Entertainment & Arts

BBC, ITN and Sky urge PM on cameras in court law

Camera in New York State courtroom
Image caption Cameras are allowed in courtrooms in the US

Three of the UK's biggest news providers have written to the Prime Minister urging legislation to overturn the ban on cameras in courtrooms to be included in this year's Queen's Speech.

The BBC, ITN and Sky co-signed the letter saying the change was "long-overdue reform".

The Ministry of Justice announced last September it would end the ban, but did not specify a time-scale.

Filming in English and Welsh courts has been banned since 1925.

However, Justice Secretary Kenneth Clarke said allowing cameras into courts would improve public understanding of justice.

The letter, co-signed by the BBC's director of news Helen Boaden, ITN's John Hardie and Sky's John Ryley, said it hoped "timely progress" could be made in ensuring the passing of the Bill.
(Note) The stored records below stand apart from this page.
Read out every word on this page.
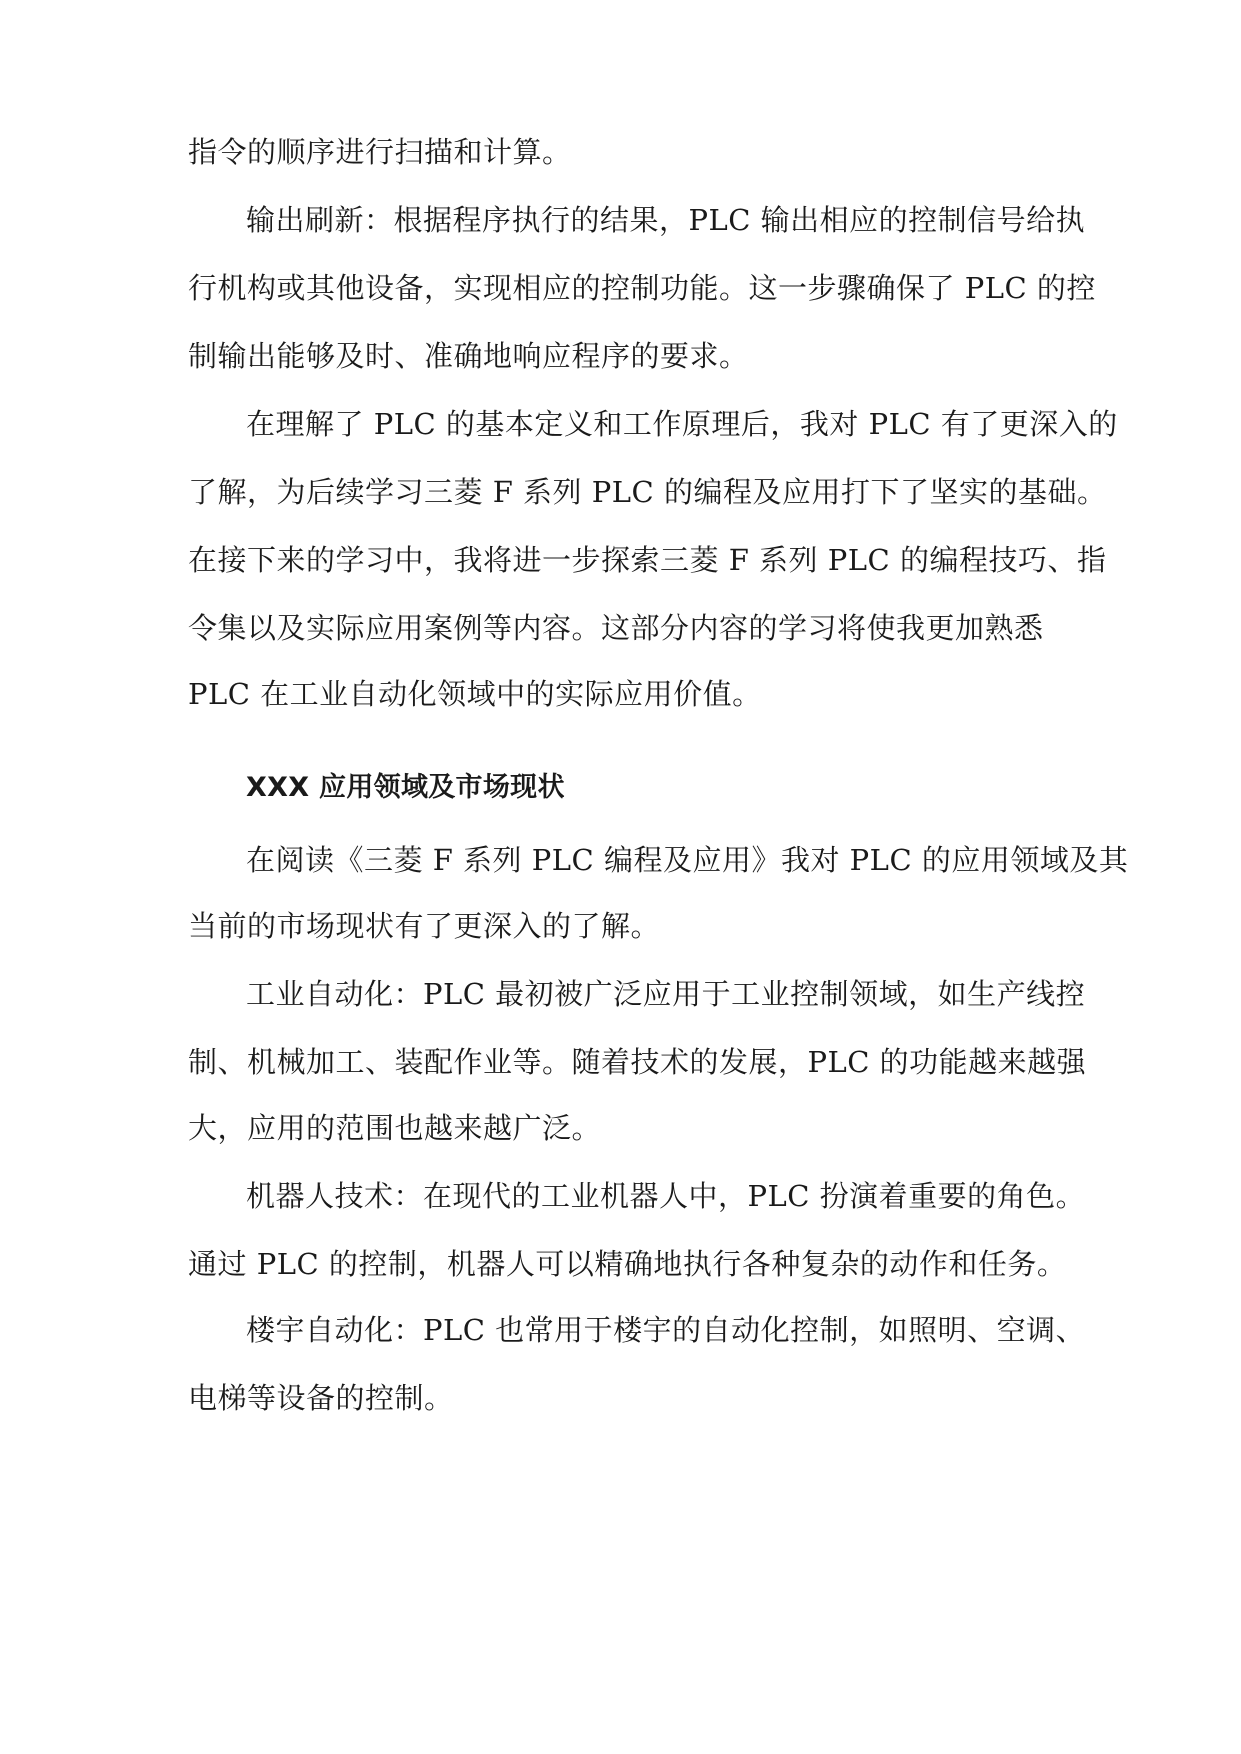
指令的顺序进行扫描和计算。
输出刷新：根据程序执行的结果，PLC 输出相应的控制信号给执
行机构或其他设备，实现相应的控制功能。这一步骤确保了 PLC 的控
制输出能够及时、准确地响应程序的要求。
在理解了 PLC 的基本定义和工作原理后，我对 PLC 有了更深入的
了解，为后续学习三菱 F 系列 PLC 的编程及应用打下了坚实的基础。
在接下来的学习中，我将进一步探索三菱 F 系列 PLC 的编程技巧、指
令集以及实际应用案例等内容。这部分内容的学习将使我更加熟悉
PLC 在工业自动化领域中的实际应用价值。
XXX 应用领域及市场现状
在阅读《三菱 F 系列 PLC 编程及应用》我对 PLC 的应用领域及其
当前的市场现状有了更深入的了解。
工业自动化：PLC 最初被广泛应用于工业控制领域，如生产线控
制、机械加工、装配作业等。随着技术的发展，PLC 的功能越来越强
大，应用的范围也越来越广泛。
机器人技术：在现代的工业机器人中，PLC 扮演着重要的角色。
通过 PLC 的控制，机器人可以精确地执行各种复杂的动作和任务。
楼宇自动化：PLC 也常用于楼宇的自动化控制，如照明、空调、
电梯等设备的控制。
"As representatives of the country's main broadcasters, we welcomed this proposal and the government's commitment to bring greater transparency to our courts," the letter said.

"For too long the UK has lagged behind much of the rest of the world on open justice. The time has come for us to catch up."

The news providers said they recognised that, even if legislation was announced within the next few months, it would still be some time before the first case would be seen on TV.

"There will have to be detailed discussions about what can be shown, and in which courts," they said.

"A great deal of work needs to be done... to ensure that the change succeeds in its chief aim of opening up courtrooms to make the judicial process more understandable and accessible."

As part of the Mr Clarke's plans, broadcasting would initially only be allowed at the Court of Appeal, with the possibility of expanding to crown courts further down the line.

Only the judge's sentencing remarks would be broadcast, rather than footage of offenders, victims, witnesses and jurors.

In response to the news providers' letter, a spokeswoman said the Ministry of Justice could not comment on what would feature in the Queen's Speech, but added: "Open justice is a long-standing and fundamental principle of our legal system.

"Justice must be done and be seen to be done if it is to command public confidence."

"The Government and judiciary are determined to improve transparency and public understanding of courts. That is why we announced in September that we are planning to remove the ban on broadcasting from courts as soon as Parliamentary time allows."